Here are a couple of examples.
In 1987, the painting “Irises” by Van Gogh became, at the time, the most expensive painting ever sold, auctioning off for $54 million dollars.
In 1889, in the last year before he died, Van Gogh painted a large number of canvases, including “Irises.” The flowers of the painting sprawl across the horizontal image, their sword-shaped leaves swimming in a loose green and blue wall of color. The blue petals are outlined in a dark ultramarine line, the curves and falls of each flower contrasting against the bright orange calendulas further behind.
Van Gogh referred to “Irises” as “the lightning conductor for my illness,” asserting that painting it prevented him from falling into madness. Art historian and critic Robert Hughes said of Van Gogh, “Did ever an artist have a less promising start than Vincent van Gogh? People love to imagine that if only they had had the chance to see his early work, they would have recognized his talent, coddled it, saved him from neglect and suicide.”
It’s a painting, like many before it, and so many since. Brightly colored pigment on a canvas, illustrating in color what the artist saw in life. How is this painting different from all the other ones throughout history that have come before it, and those that have come afterwards?
The value of “Irises” is shown through the respect it commands in the world of aesthetics, and by the monetary price it has been able to obtain. The painting shows the talent and original vision Van Gogh brought. It’s still one of the most valuable paintings in the world. Its value, however, is what has been given to it. It’s valuable and meaningful because there’s an agreement that it is. That might have meant so much to Vincent Van Gogh, and perhaps comforted his stormy mind, had he known in his day, that eventually one of his paintings would go on to fetch one of the greatest auction prices ever recorded.
Another story comes to mind.
A number of years ago, Linda, a close friend from my hometown, called me up out of the blue and asked if I’d like to come see her. I had been so busy that I never had a chance to drive down the coast and visit her. Linda and I had been close friends since high school, and I missed her very much, so I agreed to go see her. Once I said yes, she told me it was going to be during the Bar Mitzvah ceremony for her nephew at the Botanical Gardens in Berkeley, California. I felt a bit wary. It was an important religious occasion. I didn’t know her brother’s family or the young man whose transition into adulthood was being celebrated.

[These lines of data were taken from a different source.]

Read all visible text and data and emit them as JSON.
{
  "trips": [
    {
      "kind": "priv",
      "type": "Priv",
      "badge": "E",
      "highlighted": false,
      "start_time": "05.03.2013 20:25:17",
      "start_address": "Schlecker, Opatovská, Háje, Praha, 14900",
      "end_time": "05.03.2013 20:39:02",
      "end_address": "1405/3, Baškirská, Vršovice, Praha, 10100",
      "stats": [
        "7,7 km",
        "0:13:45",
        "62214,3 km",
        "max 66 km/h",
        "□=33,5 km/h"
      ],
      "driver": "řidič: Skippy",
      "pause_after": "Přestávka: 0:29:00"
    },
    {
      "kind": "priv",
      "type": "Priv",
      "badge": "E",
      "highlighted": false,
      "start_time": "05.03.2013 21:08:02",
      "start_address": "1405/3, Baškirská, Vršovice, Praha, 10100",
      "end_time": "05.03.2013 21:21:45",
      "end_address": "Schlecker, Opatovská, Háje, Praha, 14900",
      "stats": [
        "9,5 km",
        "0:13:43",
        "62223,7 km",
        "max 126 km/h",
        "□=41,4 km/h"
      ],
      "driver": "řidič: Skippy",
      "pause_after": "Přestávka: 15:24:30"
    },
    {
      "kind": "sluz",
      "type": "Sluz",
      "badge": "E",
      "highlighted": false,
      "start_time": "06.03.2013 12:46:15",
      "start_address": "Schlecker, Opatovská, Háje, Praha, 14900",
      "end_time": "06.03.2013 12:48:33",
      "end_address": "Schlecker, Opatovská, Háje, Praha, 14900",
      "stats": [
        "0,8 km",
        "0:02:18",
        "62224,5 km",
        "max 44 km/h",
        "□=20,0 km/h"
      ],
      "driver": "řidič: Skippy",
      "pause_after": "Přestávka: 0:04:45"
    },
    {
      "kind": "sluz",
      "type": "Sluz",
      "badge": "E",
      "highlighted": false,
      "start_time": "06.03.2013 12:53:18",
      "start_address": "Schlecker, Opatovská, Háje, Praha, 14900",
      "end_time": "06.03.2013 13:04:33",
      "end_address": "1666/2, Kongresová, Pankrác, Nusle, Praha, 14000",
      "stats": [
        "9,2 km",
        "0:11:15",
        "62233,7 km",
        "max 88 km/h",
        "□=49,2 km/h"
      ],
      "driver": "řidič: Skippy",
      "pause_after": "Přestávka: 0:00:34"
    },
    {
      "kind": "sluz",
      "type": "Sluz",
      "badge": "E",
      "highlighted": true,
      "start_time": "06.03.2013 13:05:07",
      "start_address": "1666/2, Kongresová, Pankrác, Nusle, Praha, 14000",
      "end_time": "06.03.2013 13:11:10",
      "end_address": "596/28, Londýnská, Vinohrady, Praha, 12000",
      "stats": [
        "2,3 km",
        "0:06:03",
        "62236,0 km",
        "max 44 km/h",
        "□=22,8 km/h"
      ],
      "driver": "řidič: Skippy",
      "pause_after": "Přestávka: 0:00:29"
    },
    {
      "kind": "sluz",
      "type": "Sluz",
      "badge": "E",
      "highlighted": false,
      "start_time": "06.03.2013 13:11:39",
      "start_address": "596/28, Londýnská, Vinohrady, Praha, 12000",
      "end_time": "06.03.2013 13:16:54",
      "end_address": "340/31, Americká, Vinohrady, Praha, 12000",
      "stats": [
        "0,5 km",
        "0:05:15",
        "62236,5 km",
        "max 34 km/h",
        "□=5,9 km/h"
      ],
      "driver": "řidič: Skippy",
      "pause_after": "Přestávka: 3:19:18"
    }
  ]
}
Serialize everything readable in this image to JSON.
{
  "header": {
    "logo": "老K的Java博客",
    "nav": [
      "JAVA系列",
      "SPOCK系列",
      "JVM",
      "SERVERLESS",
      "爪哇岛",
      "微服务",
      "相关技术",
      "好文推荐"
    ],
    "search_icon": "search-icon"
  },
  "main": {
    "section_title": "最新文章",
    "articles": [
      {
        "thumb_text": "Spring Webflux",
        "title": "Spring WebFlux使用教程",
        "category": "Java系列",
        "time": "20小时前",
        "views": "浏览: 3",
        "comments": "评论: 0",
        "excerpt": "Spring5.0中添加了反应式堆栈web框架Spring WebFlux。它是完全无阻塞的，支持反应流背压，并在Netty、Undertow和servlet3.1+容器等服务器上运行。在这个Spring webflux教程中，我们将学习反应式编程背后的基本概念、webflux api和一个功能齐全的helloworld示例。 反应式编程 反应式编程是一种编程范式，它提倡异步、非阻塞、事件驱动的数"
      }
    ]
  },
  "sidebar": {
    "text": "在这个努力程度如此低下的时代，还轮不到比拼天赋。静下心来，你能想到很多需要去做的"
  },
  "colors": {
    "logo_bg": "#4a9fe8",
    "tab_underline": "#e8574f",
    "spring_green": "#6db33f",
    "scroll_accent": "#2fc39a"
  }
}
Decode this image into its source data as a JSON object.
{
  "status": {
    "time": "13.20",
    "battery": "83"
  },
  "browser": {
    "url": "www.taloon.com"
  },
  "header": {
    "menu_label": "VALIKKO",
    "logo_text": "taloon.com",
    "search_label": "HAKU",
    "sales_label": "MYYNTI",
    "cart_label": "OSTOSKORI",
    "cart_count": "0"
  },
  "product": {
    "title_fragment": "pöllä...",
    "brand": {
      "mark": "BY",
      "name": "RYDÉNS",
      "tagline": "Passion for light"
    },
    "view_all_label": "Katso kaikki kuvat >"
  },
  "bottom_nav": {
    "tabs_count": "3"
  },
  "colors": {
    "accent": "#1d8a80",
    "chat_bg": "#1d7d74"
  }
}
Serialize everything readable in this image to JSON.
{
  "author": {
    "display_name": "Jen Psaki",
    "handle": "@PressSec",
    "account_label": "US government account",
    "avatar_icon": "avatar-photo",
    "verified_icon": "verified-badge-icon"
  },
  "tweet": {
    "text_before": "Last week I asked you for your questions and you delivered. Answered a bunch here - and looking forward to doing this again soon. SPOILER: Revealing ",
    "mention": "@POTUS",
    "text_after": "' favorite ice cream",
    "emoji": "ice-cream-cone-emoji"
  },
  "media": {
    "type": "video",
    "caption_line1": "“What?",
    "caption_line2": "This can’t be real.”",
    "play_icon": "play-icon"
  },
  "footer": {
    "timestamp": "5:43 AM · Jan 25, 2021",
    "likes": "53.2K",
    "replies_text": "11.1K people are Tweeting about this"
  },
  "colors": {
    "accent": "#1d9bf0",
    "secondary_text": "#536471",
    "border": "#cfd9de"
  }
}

The gardens themselves were breathtakingly beautiful, but I only caught a glimpse of them when I arrived at the site and then dove into conversation with my friend while enjoying the wonderfully prepared broiled salmon for the catered meal. I took my seat once the ceremony was to begin, and I waited nervously to see what would happen. Linda’s family isn’t Jewish, but her sister-in-law requested to raise her son in the faith, allowing him to choose if he would continue with it once he came of age.
I had expected something solemn and serious. The rabbi bounced into the room, a handsome bearded middle-aged man, wearing a blue and white tallit around his shoulders and a crocheted yarmulke. There was a happy spring to his step, and a broad smile. He shouted happily to the crowd, “This is a GREAT DAY for a Bar Mitzvah, don’t you think?” Everyone roared in agreement. There were cheers and applause. I’d never been to a religious ceremony like this before. His enthusiasm carried everyone along, and soon we were all feeling excited for the event.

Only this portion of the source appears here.